The idea of removing ratings drives many HR executives a little crazy because companies love to quantify and analyze almost everything. The thought of getting rid of a metric is almost heretical. Executives who contacted us after reading our research often assumed that removing ratings was an anomaly, perhaps driven by smaller companies who don’t realize how important pay-for-performance is.
Yet in mid-2015, the trend started to accelerate. Consulting firms Deloitte and Accenture, global health services client Cigna, and even GE—the company who popularized the idea of forcing people into a performance curve—all announced changes to their performance management systems. By September 2015, 51 large firms were moving to a no-ratings systems. According to research firm Bersin by Deloitte, around 70% of companies are now reconsidering their performance management strategy.
This November, coinciding with our annual Summit, we will publish a full set of findingsfrom closely studying 30 companies that have made this change. But we’ve already seen four, clear reasons the trend is gaining momentum:
The changing nature of work. Numerical performance management systems don’t take into account how work gets done today. Who sets 12-month goals anymore? Some workers need goal cycles of one month, or even one week. Work is also happening in teams more than ever, and many people are involved in multiple teams that often are spread around the world. Few managers accurately know their team members’ performance when that employee is involved in many other teams, often doing work the manager doesn’t see or even understand. In short, standard performance reviews, delivered once a year, are just not relevant to the ways we work anymore.
The need for better collaboration. Studying companies that have made the change, we are seeing a clear trend: conventional ratings systems inhibit collaboration, making a business less customer-focused and agile. Top ratings lead to high status, promotions, and raises—yet it’s not like at school, where everyone can get an A if they work hard enough. With a forced curve, a manager with a hardworking team of 10 people may only be allowed to give one or two of them the top rating. As a result, people directly compete with each other for rewards, hurting collaboration. As our forthcoming research will show, when Microsoft removed its ratings, employee collaboration skyrocketed.
The need to attract and keep talent. Companies also remove ratings to get managers to talk to employees about their development more than once or twice a year. Millennials in particular crave learning and career growth. Of the 30 companies we studied, one preliminary finding that jumped out was that after a company removed ratings, managers talked to their teams significantly more often about performance (three or four times a year instead of only once).
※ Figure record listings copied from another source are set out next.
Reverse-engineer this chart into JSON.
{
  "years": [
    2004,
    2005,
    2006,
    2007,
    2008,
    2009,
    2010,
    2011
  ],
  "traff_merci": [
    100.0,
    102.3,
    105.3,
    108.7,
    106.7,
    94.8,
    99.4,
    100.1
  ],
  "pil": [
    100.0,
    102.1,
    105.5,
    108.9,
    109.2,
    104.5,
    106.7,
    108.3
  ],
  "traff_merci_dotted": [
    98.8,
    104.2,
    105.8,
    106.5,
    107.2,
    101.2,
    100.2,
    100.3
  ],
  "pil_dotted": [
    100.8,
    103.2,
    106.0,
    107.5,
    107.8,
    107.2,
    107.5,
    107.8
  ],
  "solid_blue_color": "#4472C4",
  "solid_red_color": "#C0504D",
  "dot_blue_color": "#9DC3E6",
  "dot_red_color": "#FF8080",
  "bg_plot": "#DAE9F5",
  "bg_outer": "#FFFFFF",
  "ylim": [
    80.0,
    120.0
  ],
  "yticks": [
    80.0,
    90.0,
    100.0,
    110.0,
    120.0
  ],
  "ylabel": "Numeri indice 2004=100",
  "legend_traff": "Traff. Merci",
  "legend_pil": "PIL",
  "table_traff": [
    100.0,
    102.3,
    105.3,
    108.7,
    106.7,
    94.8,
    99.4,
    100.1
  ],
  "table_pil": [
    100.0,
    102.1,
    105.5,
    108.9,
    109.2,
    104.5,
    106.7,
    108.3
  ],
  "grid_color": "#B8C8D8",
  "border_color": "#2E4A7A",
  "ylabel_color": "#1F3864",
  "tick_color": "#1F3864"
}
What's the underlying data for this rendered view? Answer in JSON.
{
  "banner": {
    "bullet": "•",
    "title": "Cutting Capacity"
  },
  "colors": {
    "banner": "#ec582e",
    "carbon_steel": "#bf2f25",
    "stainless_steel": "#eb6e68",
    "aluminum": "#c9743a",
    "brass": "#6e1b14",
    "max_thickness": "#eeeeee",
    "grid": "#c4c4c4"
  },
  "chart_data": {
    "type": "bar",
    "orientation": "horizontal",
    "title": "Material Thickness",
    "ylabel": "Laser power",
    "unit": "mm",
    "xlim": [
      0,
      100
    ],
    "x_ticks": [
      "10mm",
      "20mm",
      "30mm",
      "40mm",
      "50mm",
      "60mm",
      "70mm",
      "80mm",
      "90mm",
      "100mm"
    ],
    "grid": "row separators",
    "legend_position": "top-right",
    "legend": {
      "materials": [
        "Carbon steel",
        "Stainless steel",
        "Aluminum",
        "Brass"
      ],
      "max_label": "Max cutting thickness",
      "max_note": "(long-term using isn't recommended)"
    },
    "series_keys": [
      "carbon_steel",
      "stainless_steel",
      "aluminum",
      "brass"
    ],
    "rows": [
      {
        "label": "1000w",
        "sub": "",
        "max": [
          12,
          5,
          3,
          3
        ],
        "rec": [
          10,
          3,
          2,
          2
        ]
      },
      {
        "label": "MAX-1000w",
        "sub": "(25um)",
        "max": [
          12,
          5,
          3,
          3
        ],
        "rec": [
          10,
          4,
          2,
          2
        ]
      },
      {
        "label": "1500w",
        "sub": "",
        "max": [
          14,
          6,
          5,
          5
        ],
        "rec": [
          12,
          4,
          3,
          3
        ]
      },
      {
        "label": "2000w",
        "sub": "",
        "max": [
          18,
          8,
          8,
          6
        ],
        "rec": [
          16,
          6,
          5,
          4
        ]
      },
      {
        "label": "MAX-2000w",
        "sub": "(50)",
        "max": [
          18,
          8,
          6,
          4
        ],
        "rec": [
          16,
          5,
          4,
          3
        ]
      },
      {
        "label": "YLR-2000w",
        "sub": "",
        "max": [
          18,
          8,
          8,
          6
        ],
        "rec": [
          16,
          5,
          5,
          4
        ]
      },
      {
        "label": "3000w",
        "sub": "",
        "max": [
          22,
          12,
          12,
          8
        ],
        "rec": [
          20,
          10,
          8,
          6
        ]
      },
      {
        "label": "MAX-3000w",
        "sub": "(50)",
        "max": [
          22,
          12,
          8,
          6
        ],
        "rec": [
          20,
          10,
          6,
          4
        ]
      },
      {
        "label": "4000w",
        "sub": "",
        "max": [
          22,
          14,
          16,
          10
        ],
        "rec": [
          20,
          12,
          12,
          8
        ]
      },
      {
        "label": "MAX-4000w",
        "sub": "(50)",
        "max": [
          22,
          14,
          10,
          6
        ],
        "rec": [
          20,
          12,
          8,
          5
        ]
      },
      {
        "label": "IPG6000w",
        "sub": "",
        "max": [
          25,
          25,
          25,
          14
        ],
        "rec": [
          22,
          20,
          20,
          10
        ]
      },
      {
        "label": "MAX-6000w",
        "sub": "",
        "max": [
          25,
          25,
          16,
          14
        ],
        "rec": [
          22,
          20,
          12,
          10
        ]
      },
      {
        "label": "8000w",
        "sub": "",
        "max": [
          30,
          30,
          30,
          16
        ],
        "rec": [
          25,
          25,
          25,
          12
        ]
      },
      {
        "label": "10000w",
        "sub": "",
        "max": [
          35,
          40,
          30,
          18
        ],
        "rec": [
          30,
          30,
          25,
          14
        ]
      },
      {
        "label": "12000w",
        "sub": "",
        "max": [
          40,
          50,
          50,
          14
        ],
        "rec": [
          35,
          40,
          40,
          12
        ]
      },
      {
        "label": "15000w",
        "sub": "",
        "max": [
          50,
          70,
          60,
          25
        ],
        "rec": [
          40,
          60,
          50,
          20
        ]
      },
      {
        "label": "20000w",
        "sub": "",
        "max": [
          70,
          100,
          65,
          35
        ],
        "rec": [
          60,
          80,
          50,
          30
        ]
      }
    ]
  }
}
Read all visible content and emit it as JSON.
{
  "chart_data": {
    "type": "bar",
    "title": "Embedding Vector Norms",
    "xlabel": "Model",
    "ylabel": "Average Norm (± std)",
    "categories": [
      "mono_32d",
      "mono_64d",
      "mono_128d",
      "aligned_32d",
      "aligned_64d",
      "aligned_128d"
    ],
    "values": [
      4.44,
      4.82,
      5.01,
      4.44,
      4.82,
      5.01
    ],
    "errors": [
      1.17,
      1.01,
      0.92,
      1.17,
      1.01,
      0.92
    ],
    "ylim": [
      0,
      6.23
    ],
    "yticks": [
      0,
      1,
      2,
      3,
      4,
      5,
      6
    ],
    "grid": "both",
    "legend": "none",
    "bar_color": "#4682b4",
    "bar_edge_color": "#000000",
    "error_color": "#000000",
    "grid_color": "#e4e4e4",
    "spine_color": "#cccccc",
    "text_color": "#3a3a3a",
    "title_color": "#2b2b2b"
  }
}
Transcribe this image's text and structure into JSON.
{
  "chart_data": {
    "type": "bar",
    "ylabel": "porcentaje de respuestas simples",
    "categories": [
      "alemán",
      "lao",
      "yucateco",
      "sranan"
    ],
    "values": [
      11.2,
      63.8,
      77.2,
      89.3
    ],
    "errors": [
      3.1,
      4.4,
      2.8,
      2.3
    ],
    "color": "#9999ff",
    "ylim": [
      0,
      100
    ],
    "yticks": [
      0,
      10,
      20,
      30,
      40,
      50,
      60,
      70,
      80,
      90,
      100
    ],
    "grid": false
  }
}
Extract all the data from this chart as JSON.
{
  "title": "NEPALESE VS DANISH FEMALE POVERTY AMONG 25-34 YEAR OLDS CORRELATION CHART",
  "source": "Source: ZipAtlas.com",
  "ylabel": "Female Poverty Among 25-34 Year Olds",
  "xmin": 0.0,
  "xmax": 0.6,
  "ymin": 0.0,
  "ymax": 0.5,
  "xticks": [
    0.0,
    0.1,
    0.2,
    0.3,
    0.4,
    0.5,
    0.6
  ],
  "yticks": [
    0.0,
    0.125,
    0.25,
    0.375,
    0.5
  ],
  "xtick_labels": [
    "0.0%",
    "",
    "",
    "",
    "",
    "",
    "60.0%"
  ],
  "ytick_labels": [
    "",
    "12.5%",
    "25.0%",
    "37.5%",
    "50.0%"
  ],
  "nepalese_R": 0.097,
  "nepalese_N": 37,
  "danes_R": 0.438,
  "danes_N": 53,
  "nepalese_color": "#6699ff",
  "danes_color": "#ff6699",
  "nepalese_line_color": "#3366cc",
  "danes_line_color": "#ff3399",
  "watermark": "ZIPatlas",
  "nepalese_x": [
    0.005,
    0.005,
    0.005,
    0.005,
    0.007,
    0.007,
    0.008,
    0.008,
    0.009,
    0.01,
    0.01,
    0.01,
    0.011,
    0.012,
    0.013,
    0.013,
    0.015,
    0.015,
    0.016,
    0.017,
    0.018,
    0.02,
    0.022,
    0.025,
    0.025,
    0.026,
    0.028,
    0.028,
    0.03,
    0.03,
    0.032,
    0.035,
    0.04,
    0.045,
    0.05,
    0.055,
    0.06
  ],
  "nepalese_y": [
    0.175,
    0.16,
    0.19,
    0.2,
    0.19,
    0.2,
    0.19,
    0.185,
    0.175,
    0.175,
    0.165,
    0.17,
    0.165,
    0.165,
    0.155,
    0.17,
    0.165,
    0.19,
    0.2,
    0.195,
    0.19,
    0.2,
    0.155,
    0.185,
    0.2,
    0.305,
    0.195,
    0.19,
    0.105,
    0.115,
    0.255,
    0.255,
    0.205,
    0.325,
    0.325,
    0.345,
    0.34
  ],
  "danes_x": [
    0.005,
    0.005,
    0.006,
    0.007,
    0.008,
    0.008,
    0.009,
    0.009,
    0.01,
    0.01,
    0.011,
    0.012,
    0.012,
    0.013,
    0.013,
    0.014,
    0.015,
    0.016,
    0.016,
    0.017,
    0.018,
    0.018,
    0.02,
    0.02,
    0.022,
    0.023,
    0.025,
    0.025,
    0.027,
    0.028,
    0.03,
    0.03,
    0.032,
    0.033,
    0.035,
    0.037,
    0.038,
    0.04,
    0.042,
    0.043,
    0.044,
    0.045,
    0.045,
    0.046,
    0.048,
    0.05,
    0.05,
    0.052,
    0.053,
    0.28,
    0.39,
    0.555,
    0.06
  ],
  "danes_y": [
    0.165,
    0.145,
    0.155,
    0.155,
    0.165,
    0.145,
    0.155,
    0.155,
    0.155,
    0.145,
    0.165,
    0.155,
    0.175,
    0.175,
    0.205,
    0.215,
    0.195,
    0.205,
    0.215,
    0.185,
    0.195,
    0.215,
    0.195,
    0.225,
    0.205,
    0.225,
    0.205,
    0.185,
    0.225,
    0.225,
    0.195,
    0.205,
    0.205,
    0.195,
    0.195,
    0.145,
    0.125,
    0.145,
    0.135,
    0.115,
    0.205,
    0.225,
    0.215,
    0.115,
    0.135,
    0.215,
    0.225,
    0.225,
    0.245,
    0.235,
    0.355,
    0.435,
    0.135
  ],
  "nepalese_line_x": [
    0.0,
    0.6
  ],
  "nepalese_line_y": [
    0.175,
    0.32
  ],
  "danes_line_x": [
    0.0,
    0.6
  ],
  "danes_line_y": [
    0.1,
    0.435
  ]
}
More frequent communication helps with employee engagement, development, and fairer pay, as managers better understand how their people are doing.
The need to develop people faster. By removing ratings, early indications of our research are that companies appear to be developing people faster across the board. It’s happening because of more frequent dialogues, which also tend to be more honest and open when neither party has to worry about justifying a rating at the end of the year.
When Deloitte analyzed their process, they found employees and managers spent aroundtwo million hours a year on performance reviews. The problem was that much of this time was spent talking about the ratings themselves. Companies that remove ratings are seeing the conversations shift from justifying past performance to thinking about growth and development. The result is better employee development, which seems to be a win for everyone.
Companies who have replaced ratings tend to be anxious about it beforehand and enthusiastic about it afterward. Their employees are happier, which encourages more engagement and better performance. It should be no surprise that treating an employee like a human being and not a number is a better approach. Yet it has taken a few bold companies to lead the way and show us that life is better on the other side. Only time will tell how lasting the trend truly is, but I strongly suspect we are at the beginning of something big.